Course Descriptions

English Literature and English Writing Course Descriptions

ENLT 109W - Dialogue - 9:30-10:45 TR & 8:30-9:20 R - Tom Bonnell  -  4 credits

(Fulfills the gen ed requirement, Sophia Humanities/Literature and the Writing Proficiency requirement)

"Where are you now?"  This question begins countless cell-phone conversations for a reason:  speech craves a context.  to process what someone is saying, we need to assess where they are coming from-both literally and figuratively. The same need factors into our understanding of literature.  Wherever dialogue occurs in poems, plays, short stories, and novels, it requires careful scrutiny.  Situating speakers within dialogue (determining what they know, what they don't, what they're hiding, what they're feeling, what they want to say, what they might be unable to say, or why they're talking) is one of the vital aspects of reading, among others, that we will practice on a variety of works.

ENLT 109W - Latina Literature - 9:30-10:45 TR & 2:00-2:50 W - Ann Marie Alfonso-Forero   

4 credits

(Fulfills the gen ed requirement, Sophia Humanities/Literature and the Writing Proficiency requirement)


This course introduces students to reading and writing about literature at the college level.  Throughout the semester we will focus on skills that will help you produce insightful literary analysis, such as active reading, close reading, moving from observation to analysis, constructing interpretive arguments, and using literary texts as evidence.  We will also focus on the elements of basic writing proficiency, such as thesis statements, suport, organization, style and revision.

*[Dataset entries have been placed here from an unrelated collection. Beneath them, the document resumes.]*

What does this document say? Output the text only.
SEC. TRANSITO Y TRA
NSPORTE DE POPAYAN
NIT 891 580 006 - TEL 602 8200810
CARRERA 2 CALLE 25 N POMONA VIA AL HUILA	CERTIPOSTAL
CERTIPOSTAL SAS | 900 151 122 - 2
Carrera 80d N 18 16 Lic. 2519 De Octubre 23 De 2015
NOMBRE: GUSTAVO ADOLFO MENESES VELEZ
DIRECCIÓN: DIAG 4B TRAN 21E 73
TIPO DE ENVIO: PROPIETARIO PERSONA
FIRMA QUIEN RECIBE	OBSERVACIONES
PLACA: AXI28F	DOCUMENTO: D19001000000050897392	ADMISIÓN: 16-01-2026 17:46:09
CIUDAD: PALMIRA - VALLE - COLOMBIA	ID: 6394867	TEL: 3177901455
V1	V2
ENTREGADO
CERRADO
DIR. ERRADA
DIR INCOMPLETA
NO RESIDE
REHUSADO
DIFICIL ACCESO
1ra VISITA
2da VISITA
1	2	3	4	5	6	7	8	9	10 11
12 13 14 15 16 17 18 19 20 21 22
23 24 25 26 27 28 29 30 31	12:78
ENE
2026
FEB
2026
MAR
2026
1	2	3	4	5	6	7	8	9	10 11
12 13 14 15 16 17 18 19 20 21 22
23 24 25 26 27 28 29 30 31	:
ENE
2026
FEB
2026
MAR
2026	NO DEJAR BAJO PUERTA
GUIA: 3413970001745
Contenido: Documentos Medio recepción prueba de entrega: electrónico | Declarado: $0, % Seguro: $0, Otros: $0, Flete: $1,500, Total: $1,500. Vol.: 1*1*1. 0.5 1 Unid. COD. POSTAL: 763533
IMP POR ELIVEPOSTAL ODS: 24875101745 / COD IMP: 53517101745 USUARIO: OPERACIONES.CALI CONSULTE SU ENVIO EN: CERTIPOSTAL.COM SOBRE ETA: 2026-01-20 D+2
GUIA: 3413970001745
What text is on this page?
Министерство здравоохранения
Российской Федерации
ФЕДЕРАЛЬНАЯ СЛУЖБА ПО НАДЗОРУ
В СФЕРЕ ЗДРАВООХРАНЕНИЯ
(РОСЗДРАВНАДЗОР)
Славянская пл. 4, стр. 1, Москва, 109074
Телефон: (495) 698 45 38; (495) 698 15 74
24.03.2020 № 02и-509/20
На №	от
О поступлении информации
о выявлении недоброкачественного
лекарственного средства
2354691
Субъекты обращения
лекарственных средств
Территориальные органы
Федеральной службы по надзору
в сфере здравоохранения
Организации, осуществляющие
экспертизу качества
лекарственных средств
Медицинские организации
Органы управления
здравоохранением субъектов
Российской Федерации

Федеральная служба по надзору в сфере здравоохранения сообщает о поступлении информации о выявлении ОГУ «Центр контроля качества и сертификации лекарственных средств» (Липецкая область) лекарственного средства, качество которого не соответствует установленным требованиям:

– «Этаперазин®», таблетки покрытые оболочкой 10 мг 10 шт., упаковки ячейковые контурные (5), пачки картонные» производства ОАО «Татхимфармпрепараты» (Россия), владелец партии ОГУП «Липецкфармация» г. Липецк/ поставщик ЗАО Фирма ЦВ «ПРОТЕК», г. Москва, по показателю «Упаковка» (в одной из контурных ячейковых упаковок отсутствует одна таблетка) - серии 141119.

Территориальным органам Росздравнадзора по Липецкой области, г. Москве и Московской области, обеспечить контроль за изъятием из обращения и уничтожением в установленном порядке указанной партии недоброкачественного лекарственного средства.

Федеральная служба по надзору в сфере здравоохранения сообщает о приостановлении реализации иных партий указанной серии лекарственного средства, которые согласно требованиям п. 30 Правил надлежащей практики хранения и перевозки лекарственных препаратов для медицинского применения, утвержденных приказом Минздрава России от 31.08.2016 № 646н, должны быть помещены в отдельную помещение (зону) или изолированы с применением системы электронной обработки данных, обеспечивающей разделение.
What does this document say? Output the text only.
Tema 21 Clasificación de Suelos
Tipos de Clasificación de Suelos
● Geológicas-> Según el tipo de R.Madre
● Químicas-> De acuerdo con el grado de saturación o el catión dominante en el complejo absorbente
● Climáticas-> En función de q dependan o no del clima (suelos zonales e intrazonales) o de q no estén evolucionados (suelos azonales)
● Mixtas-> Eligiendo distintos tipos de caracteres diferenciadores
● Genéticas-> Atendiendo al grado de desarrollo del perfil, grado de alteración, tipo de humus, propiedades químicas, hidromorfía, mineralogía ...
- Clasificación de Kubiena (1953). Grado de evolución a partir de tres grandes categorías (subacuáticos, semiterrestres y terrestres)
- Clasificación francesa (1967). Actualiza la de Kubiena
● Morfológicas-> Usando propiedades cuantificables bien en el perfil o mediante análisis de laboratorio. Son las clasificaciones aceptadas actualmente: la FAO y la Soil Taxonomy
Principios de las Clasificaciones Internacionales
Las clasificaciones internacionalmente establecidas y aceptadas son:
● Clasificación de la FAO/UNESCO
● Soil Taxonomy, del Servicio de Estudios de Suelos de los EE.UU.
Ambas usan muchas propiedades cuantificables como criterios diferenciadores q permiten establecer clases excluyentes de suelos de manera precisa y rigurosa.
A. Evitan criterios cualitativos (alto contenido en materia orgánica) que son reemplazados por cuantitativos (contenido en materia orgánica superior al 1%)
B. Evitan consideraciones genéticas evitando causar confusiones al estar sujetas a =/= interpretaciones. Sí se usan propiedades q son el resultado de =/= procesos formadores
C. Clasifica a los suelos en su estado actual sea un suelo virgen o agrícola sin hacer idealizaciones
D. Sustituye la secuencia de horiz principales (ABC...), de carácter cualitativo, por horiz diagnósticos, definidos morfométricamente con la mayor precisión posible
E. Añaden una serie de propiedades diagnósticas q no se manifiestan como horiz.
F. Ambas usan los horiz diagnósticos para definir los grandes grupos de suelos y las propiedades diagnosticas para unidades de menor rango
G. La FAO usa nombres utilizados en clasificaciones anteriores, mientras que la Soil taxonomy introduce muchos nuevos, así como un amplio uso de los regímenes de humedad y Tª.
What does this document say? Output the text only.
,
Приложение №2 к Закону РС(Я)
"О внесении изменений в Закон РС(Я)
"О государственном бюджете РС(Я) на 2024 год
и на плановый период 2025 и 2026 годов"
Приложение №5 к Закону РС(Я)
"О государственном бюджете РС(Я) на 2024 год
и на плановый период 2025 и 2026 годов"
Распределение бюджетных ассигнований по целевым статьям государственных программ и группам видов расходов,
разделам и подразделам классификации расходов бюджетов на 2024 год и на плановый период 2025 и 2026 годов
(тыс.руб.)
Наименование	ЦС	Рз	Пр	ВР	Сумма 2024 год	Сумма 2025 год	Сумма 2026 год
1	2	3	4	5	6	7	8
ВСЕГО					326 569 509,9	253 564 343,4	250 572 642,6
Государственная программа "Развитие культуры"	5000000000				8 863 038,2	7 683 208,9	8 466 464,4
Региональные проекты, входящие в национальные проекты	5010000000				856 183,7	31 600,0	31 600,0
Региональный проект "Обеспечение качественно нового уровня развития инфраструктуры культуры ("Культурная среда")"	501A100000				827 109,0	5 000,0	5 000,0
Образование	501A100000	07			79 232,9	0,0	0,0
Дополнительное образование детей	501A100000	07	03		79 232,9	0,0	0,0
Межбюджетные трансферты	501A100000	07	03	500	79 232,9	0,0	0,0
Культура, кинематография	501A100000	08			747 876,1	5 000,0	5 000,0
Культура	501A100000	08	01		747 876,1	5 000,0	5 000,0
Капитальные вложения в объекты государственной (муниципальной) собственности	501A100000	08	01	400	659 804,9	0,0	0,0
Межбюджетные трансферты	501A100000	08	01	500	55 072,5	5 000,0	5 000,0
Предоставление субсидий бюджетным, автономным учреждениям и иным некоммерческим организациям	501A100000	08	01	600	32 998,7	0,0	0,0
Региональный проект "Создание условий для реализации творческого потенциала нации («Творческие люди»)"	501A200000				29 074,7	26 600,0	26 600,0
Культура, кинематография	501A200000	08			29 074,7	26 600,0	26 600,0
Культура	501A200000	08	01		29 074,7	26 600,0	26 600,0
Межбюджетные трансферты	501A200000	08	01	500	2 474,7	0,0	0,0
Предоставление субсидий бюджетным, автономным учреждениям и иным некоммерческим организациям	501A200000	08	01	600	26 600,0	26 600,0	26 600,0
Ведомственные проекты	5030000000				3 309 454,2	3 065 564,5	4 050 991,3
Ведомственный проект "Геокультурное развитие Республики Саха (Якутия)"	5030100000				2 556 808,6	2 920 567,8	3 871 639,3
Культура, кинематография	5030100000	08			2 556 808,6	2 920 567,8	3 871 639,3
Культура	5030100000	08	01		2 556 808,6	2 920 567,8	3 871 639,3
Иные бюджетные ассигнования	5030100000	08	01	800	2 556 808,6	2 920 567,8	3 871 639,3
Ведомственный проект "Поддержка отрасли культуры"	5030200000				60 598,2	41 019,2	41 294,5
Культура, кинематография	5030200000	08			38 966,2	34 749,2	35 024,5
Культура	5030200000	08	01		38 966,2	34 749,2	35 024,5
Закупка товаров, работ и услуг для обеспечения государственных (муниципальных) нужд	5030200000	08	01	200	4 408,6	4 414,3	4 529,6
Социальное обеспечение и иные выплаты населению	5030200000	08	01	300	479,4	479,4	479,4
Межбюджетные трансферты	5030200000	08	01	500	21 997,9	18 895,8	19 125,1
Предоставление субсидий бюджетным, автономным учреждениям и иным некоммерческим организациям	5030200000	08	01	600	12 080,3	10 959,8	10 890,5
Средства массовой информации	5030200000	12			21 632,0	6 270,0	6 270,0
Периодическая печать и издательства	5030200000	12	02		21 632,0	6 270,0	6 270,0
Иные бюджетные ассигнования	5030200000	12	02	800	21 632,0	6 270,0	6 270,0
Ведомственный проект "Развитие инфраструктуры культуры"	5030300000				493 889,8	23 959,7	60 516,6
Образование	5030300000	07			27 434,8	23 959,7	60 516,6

Our readings will include novels, short stories, nonfiction, film, graphic novels, and poetry by Latina writers and artists.  These texts provide rich and varied representations of immigration, second-generation experiences, and the politics of Latina identity in America.  More specifically, we will examine how these texts engage with issues surrounding ethnicity, culture, racialized discrimination, class, gender, and sexuality.  Writers may include Julia Alvarez, Sandra Cisneros, Ana Menendez, Cherri Moraga, Jessica Abel, Pat Mora, and others.

ENLT 109W - Philosophy and Fiction - 11:00-12:15 MW & 11:00-11:50 F - Joseph Cardinale

4 credits

(Fulfills the gen ed requirement, Sophia Humanities/Literature and the Writing Proficiency requirement)

This course will investigate the intersection between fiction and philosophical inquiry.  Through writing and discussion, we will examine a selection of novels and stories that dramatize a range of philosophical problems, paradoxes, and questions:  What is the self?  What is happiness?  What is reality?  What is a perfect society?  What is the relationship between mind and body?  Are we free to choose, or are our actions determined by forces beyond our control?  The assigned texts will invite us to consider and discuss how different characters and authors confront similar spiritual, ethical, and existential crises of meaning and purpose, knowledge and identity.  We will read in order to understand, examine, and critique the perspectives of these authors, and we will write in order to discover, debate, and refine our own personal answers to the questions they raise.  At the end of the course, students will be better equipped to read critically, think dialectically, and draw connections between a diverse range of books and ideas.  Writing assignments will include four out-of-class essays and two in-class essays.  Authors may include:  Leo Tolstoy, Albert Camus, Flannery O'Connor, Ursula LeGuinn, Franz Kafka, and others, as well as at least one film.

ENLT 109 W    Language and Literature      10:00-10:50 MWF & 4:00-4:50 W

4 credits               STAFF

(Fulfills the Gen Ed requirement, Sophia Humanities/Literature and the Writing Proficiency requirement)

ENLT 202 - Jane Austen Dance - 12:00-12:50 F                  Rosalind Clark

1 credit

This course is an introduction to English Country Dancing, the dancing popular in Jane Austen's day.  These were the dances danced by Elizabeth Bennet and Mr. Darcy in Pride and Prejudice and Marianne and Willoughby in Sense and Sensibility.  English Country Dancing is a "living tradition" - learn how, and if you live in a large city or big university town, you may be able to join a group that meets regularly!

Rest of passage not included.